Musique

Une bénédiction urbi et Morby

Le jeune guitariste américain Kevin Morby sort en juin son quatrième album depuis 2013. Sans aucun doute le plus abouti

A-t-on vraiment failli le perdre en 2010? Au retour d’une tournée avec The Babies, son groupe d’alors, Kevin Morby se retrouve avec 1000 dollars en poche. De quoi assurer trois mois de son loyer à New York, et peut-être passer à une activité plus sérieuse. Mais il décide plutôt de tout claquer dans une belle guitare: «C’était une façon de me coller un Post-it sur le front qui disait: quoi qu’il arrive, tu vas faire de la musique, parce que tu viens de t’acheter ce magnifique instrument!» Il a rudement bien fait: après une formation express avec son premier groupe puis comme bassiste au sein des très respectés Woods, il explose en solo.

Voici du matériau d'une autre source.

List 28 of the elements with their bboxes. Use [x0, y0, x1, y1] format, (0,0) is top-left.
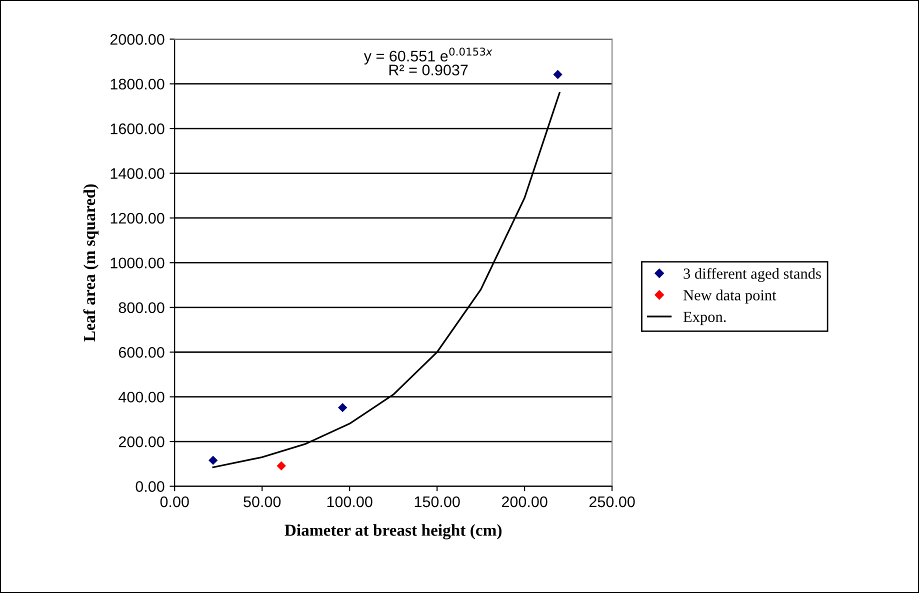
legend-label: 3 different aged stands: [684, 268, 821, 282]
y-tick-label: 1000.00: [110, 258, 164, 268]
x-tick-label: 0.00: [160, 496, 189, 508]
y-tick-label: 400.00: [118, 392, 164, 403]
annotation: R² = 0.9037: [389, 64, 468, 76]
x-tick-label: 100.00: [327, 496, 372, 508]
point: [276, 461, 286, 471]
x-axis-title: Diameter at breast height (cm): [284, 524, 502, 540]
y-tick-label: 600.00: [118, 346, 164, 358]
legend-label: Expon.: [683, 312, 726, 326]
x-tick-label: 200.00: [502, 496, 548, 508]
y-tick-label: 1200.00: [110, 212, 164, 224]
y-tick-label: 1400.00: [110, 168, 164, 179]
y-tick-label: 0.00: [136, 481, 164, 492]
point: [553, 70, 562, 80]
point: [338, 402, 348, 412]
y-axis-title: Leaf area (m squared): [83, 184, 99, 342]
y-tick-label: 1600.00: [110, 123, 164, 134]
annotation: y = 60.551 e$^{0.0153x}$: [364, 48, 492, 65]
y-tick-label: 200.00: [118, 436, 164, 448]
x-tick-label: 250.00: [589, 496, 635, 508]
point: [208, 456, 218, 465]
x-tick-label: 150.00: [414, 496, 460, 508]
y-tick-label: 2000.00: [110, 34, 164, 45]
y-tick-label: 800.00: [118, 302, 164, 314]
x-tick-label: 50.00: [244, 496, 281, 508]
legend-label: New data point: [683, 290, 776, 304]
y-tick-label: 1800.00: [110, 78, 164, 90]
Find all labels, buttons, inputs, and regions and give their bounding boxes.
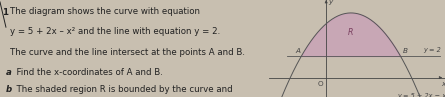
Text: The diagram shows the curve with equation: The diagram shows the curve with equatio… <box>10 7 200 16</box>
Text: B: B <box>403 48 408 54</box>
Text: O: O <box>318 81 324 87</box>
Text: y = 2: y = 2 <box>424 47 441 53</box>
Text: Find the x-coordinates of A and B.: Find the x-coordinates of A and B. <box>11 68 163 77</box>
Text: The shaded region R is bounded by the curve and: The shaded region R is bounded by the cu… <box>11 85 233 94</box>
Text: y = 5 + 2x − x²: y = 5 + 2x − x² <box>397 92 445 97</box>
Text: 1: 1 <box>2 8 8 17</box>
Text: b: b <box>5 85 12 94</box>
Text: y = 5 + 2x – x² and the line with equation y = 2.: y = 5 + 2x – x² and the line with equati… <box>10 27 220 36</box>
Text: x: x <box>441 81 445 87</box>
Text: The curve and the line intersect at the points A and B.: The curve and the line intersect at the … <box>10 48 245 57</box>
Text: a: a <box>5 68 11 77</box>
Text: A: A <box>295 48 300 54</box>
Text: y: y <box>328 0 332 5</box>
Text: R: R <box>348 28 354 37</box>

Kevin Morby en est à quatre albums depuis 2013, et c’est assez facile de comprendre pourquoi: trop de créativité en lui, trop de chansons qui touchent à chaque envoi, impossible de les garder dans un coin de mémoire ou sous le tapis.

Il aime sa guitare au point de l’avoir appelée Dorothy, du nom de sa grand-mère. «Dorothy», c’est aussi un extrait de l’album Singing Saw (2016), qui l’a vu planer à un niveau quasi inaccessible pour la majorité de ses confrères. Il remet ça ce mois de juin avec City Music, un chouia plus minimaliste que les précédents, mais encore plus efficace. On trouve toujours un morceau à sept minutes ou plus dans ses albums, en général les plus possédés, et qui portent le nom de l’opus. C’est encore le cas ici avec «City Music», donc, un hommage à New York, ville qui le fascine et le dépasse: «Quand je vis ici, je bois plus, je fume plus, et je ne dors pas.» C’est sans doute pour ça qu’il a déménagé à Los Angeles.

Crises d’angoisse

Kevin Morby a l’air super cool au premier coup d’œil, mais il raconte une histoire qui dit l’inverse. Secoué par moult attaques de panique vers ses 16 ans, il s’est vu gavé de Xanax par un médecin incompétent, avant d’en avoir marre d’être amorphe toute la journée. Il a arrêté de lui-même, a développé une aversion instinctive pour les drogues, et doit aujourd’hui composer avec ses crises d’angoisse. Il y arrive plutôt bien, même s’il confesse avoir «mille pensées dans la tête à chaque seconde». Il avoue également une vraie passion pour les «voix qui traînent», notamment celle de Bill Callahan, désespérément silencieux depuis quatre ans. Une admiration sincère qui lui indique la direction à prendre: son présent est déjà merveilleux, mais le futur s’annonce encore plus brillant.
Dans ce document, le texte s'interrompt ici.